Beastly Review

Review of: Beastly Review
Amy Curtis

Reviewed by:
On March 24, 2011
Last modified:June 2, 2013


So this isn’t a great re-imagining of the classic fairy tale Beauty and the Beast, but Beastly does have mass tweener appeal.

Beastly Review

So this isn’t a great re-imagining of the classic fairy tale Beauty and the Beast, but Beastly does have mass tweener appeal. It’s a charming bit of fluff, all said, with plenty of cheesy pre-pubescent humor and cutsie romance.

Alex Pettyfer, a hot commodity right now in Hollywood, stars as the “beast” (aka Kyle). Kyle is the coolest (and hottest) guy in his elite private high school. His father is a famous anchorman, and has taught Kyle from a young age that looks are everything (and those that don’t think so are either dumb or ugly).
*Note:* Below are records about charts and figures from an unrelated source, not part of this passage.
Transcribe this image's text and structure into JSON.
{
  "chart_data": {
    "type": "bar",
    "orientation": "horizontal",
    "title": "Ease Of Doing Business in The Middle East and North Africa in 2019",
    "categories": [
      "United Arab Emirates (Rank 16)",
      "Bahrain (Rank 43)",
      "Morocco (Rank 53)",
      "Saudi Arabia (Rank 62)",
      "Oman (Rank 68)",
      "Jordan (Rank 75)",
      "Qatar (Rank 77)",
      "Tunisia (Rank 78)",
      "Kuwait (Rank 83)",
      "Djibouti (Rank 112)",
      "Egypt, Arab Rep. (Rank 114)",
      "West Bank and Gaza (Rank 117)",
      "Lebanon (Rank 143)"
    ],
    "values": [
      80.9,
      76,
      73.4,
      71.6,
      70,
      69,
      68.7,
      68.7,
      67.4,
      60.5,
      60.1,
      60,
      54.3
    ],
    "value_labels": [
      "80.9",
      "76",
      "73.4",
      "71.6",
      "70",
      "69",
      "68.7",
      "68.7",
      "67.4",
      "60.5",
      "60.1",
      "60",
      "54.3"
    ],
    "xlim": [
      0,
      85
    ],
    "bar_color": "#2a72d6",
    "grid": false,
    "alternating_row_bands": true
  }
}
Kyle seems to have it all, well all of it except any real depth of character or kindness. He picks on a bizarre witchy fringe-type, setting her up and then humiliating her at a high school party. This incurs her wrath, and she curses him with the very worst thing he can imagine: ugliness.

Suffering under a curse that makes him as hideous on the outside as he is on the inside, Kyle must find someone who will love him within a year. If he doesn’t he’s doomed to live out his life as an ugly creature. After his change of fortune, his father buys him an isolated home on the outskirts of the city, and after a short time stops visiting all together. He does hire a tutor (played with dry humor by Neil Patrick Harris) for his estranged son, and there’s the family maid. But for the most part, Kyle retreats into a hermetic life with his ugliness. Lucky for him, Lindy (Vanessa Hudgens) is not only a cute fellow student but she has the distinct advantage of not being the least bit shallow. A fortunate twist of fate gives Kyle the opportunity to barter with Lindy’s father for her, and before long he is seeing the world in a brand new light.

The story is a modern re-telling of the fairy tale, based on a young adult novel by Alex Flinn. It lacks any real depth, and sometimes (might be my advanced years) I just didn’t get the jokes. The film opens with a scene of Kyle giving a sort of campaign speech. He’s running for president of the Green committee, and his rallying cry is “embrace the suck.” This also gets tattooed onto his face when he’s cursed, so it seems like an important story element. But I just don’t get what relevance the motto “embrace the suck” has, even after hearing it in the context of his campaign speech. The romantic elements are cute but extremely convenient. Character development is a non-entity, and thus the movie particularly suffers as Kyle’s character must go through a transformation of the heart as well as the face. We see his change of heart, but don’t buy it.

Sweet love-interest Lindy is played by Vanessa Hudgens, of High School Musical fame. She’s cute but extremely light-weight, and the role proved too much for her acting abilities. Pettyfer did a decent job with what he was given, but Harris really stole the show. His sarcastic blind tutor was the most interesting and best-acted character. Of course, he can’t be blamed for the dialogue. The witch Kendra is played with uncomfortable awkwardness by Mary-Kate Olsen. I’m not sure what rock she’s been hiding under for the last few years, but she needs to crawl back under it. Her acting was worse, if possible, than Hudgens’.

After Kyle’s character goes through the magical transformation and becomes the “beast,” his face, head and body are covered in tats and scars. His hair is gone, and there’s a pretty cool magical tattoo on his arm that shows when his time is up. The problem is he’s still too pretty. The make-up effects do little to turn Pettyfer into a hideous monster. He still runs around with the body/profile of a Greek god…if they had made him 300 pounds on top of the make-up job, that might constitute an actual curse. As is, his “disfigurement” comes across as more of an inconvenience.

Beastly is a cute film, but without much cinematic merit. The story and dialogue were too ridiculous and juvenile to be taken seriously. I know some 13-year-olds that will love this, but the cinephiles will definitely be disappointed.

Beastly Review

So this isn’t a great re-imagining of the classic fairy tale Beauty and the Beast, but Beastly does have mass tweener appeal.